On the anti-commutator of two free random variables

TL;DR

This paper derives a combinatorial formula for the free cumulants of the anti-commutator of two free random variables, linking graph theory and non-crossing partitions to analyze their distribution.

Contribution

It introduces a new formula expressing cumulants of the anti-commutator in terms of free cumulants, using bipartite graphs and non-crossing partitions, and explores its implications for free probability distributions.

Findings

Provides a formula for cumulants of $ab+ba$ in terms of free cumulants of $a$ and $b$

Connects the enumeration of certain partitions to the distribution of free Poisson variables

Suggests a graph-theoretic generalization for quadratic forms in free variables

Abstract

Let $(\kappa_n(a))_{n\geq 1}$ denote the sequence of free cumulants of a random variable $a$ in a non-commutative probability space $(\mathcal{A},\varphi)$. Based on some considerations on bipartite graphs, we provide a formula to compute the cumulants $(\kappa_n(ab+ba))_{n\geq 1}$ in terms of $(\kappa_n(a))_{n\geq 1}$ and $(\kappa_n(b))_{n\geq 1}$, where $a$ and $b$ are freely independent.

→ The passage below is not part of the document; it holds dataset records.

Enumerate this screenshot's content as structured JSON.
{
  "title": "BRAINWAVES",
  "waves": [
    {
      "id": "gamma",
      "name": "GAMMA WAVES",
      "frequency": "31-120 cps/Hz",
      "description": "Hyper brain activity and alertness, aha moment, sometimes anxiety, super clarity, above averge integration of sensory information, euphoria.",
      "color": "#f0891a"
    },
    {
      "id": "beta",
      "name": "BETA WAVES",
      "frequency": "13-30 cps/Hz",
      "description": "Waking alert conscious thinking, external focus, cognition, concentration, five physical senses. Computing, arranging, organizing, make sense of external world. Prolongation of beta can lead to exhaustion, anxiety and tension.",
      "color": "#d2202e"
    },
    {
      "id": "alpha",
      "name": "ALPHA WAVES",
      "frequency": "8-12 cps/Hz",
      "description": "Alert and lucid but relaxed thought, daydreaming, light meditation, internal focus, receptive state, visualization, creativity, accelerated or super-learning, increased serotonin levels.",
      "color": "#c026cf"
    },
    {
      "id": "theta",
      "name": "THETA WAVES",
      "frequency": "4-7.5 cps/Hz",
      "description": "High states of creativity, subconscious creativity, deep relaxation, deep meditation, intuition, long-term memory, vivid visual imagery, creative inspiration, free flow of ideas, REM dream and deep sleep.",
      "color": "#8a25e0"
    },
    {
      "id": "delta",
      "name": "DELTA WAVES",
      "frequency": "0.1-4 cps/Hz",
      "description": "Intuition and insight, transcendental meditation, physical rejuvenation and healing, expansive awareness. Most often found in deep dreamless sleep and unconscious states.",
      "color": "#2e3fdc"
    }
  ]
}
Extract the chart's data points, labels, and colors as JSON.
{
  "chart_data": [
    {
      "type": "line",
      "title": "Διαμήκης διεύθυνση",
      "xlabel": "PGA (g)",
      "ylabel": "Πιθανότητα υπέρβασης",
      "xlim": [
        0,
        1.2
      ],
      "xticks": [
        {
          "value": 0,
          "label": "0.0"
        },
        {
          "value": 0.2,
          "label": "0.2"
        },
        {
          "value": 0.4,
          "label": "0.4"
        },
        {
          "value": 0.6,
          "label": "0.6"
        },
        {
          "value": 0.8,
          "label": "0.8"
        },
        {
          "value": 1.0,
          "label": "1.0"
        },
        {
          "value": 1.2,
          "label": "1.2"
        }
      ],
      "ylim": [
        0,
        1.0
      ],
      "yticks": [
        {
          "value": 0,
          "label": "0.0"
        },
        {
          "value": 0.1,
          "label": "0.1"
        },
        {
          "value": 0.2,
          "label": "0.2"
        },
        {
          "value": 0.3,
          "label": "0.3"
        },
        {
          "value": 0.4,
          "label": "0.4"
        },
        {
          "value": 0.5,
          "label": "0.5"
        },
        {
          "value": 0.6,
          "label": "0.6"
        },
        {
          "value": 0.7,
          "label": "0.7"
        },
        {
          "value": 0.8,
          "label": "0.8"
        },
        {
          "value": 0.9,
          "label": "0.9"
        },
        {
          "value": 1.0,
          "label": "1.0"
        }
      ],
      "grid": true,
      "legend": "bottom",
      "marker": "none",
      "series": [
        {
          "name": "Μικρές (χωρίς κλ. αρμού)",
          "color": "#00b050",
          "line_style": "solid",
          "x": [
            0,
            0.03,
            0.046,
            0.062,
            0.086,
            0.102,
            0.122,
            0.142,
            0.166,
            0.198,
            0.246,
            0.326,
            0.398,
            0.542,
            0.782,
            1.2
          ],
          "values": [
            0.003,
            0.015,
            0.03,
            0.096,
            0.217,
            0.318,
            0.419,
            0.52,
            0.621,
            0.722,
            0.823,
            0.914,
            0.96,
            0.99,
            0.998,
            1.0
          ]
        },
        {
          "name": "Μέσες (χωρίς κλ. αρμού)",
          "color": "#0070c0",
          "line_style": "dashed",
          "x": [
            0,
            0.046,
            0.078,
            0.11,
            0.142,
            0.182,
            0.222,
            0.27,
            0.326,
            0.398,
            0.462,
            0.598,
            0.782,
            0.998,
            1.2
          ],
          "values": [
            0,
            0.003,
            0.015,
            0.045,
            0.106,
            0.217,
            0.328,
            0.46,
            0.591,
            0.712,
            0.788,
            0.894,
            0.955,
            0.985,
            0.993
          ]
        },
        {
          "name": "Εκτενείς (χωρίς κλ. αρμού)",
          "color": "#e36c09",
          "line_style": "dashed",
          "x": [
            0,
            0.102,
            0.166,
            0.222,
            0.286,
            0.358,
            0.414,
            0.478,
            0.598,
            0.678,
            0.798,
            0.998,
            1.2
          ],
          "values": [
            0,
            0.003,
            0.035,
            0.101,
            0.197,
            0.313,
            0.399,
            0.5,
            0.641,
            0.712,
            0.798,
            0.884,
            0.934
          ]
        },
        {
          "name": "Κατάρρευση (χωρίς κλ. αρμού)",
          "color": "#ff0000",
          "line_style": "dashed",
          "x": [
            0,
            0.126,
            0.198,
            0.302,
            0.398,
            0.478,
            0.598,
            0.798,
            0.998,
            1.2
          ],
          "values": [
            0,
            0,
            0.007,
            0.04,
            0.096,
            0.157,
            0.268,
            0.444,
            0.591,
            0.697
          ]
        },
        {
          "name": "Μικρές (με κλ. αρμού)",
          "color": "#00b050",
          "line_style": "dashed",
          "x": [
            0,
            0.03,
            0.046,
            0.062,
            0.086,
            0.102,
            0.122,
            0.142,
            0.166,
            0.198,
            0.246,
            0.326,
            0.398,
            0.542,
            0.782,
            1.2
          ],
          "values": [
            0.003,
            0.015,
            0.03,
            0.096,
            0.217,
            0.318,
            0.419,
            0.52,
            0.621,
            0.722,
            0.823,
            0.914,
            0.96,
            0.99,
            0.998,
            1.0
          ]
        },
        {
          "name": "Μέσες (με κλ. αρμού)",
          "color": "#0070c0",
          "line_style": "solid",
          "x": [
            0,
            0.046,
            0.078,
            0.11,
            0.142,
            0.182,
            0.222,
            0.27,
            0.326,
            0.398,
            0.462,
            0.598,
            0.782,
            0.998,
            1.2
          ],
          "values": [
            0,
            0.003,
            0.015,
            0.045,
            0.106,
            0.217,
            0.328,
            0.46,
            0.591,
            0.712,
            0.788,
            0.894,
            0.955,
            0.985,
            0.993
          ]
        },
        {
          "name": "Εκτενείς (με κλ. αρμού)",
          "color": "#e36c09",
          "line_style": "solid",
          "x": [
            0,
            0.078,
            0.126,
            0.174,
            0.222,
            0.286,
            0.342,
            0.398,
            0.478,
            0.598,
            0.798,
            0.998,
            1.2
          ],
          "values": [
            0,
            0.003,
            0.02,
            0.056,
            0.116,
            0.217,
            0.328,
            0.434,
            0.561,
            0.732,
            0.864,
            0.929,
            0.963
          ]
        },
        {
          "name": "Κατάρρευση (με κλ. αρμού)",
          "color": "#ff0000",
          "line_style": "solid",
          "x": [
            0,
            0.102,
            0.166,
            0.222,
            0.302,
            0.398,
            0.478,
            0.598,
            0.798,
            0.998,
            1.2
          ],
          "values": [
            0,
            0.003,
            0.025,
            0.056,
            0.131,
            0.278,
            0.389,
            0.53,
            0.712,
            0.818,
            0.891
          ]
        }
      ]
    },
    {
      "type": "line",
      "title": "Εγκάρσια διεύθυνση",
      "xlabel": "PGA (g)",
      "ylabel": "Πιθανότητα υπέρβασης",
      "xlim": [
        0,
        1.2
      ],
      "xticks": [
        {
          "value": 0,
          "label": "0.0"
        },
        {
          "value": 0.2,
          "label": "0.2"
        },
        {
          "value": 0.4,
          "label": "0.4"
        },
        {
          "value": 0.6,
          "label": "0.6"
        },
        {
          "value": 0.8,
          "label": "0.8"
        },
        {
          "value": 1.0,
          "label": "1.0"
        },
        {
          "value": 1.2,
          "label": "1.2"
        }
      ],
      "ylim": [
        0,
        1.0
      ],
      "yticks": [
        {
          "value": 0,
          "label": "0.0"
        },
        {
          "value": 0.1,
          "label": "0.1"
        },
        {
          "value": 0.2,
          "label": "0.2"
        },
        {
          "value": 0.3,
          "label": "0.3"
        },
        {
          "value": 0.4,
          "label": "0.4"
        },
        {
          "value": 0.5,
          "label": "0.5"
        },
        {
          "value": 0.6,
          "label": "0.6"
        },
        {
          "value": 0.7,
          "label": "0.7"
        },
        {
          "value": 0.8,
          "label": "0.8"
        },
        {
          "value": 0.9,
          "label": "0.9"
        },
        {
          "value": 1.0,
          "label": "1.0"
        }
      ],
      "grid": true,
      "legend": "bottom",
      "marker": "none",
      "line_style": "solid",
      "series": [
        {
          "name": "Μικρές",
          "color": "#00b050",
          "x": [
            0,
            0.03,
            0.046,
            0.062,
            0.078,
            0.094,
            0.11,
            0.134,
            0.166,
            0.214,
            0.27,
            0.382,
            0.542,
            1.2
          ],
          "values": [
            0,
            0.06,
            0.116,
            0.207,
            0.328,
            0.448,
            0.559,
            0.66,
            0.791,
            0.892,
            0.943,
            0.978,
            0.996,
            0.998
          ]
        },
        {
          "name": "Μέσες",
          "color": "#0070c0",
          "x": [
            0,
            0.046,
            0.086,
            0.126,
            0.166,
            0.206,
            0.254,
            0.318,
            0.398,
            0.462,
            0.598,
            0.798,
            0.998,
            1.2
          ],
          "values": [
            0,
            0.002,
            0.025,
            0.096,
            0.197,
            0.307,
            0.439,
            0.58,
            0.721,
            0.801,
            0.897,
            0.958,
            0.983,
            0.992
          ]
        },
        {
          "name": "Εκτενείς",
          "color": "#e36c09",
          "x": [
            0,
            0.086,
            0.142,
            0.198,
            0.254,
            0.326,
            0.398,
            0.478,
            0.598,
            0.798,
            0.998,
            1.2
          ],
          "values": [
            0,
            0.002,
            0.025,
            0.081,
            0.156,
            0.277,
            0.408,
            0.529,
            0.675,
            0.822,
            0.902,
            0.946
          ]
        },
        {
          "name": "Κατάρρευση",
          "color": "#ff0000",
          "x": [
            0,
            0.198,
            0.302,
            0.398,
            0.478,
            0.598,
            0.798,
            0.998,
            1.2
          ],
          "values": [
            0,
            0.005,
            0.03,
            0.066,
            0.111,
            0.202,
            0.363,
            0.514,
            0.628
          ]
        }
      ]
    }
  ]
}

Our formula expresses the $n$-th free cumulant of $ab+ba$ as a sum indexed by partitions in the set $\mathcal{Y}_{2n}$ of non-crossing partitions of the form \[ \sigma=\{B_1,B_3,\dots, B_{2n-1},E_1,\dots,E_r\}, \quad \text{with }r\geq 0, \] such that $i\in B_{i}$ for $i=1,3,\dots,2n-1$ and $|E_j|$ even for $j\leq r$. Therefore, by studying the sets $\mathcal{Y}_{2n}$ we obtain new results regarding the distribution of $ab+ba$. For instance, the size $|\mathcal{Y}_{2n}|$ is closely related to the case when $a,b$ are free Poisson random variables of parameter 1. Our formula can also be expressed in terms of cacti graphs. This graph theoretic approach suggests a natural generalization that allows us to study quadratic forms in $k$ free random variables.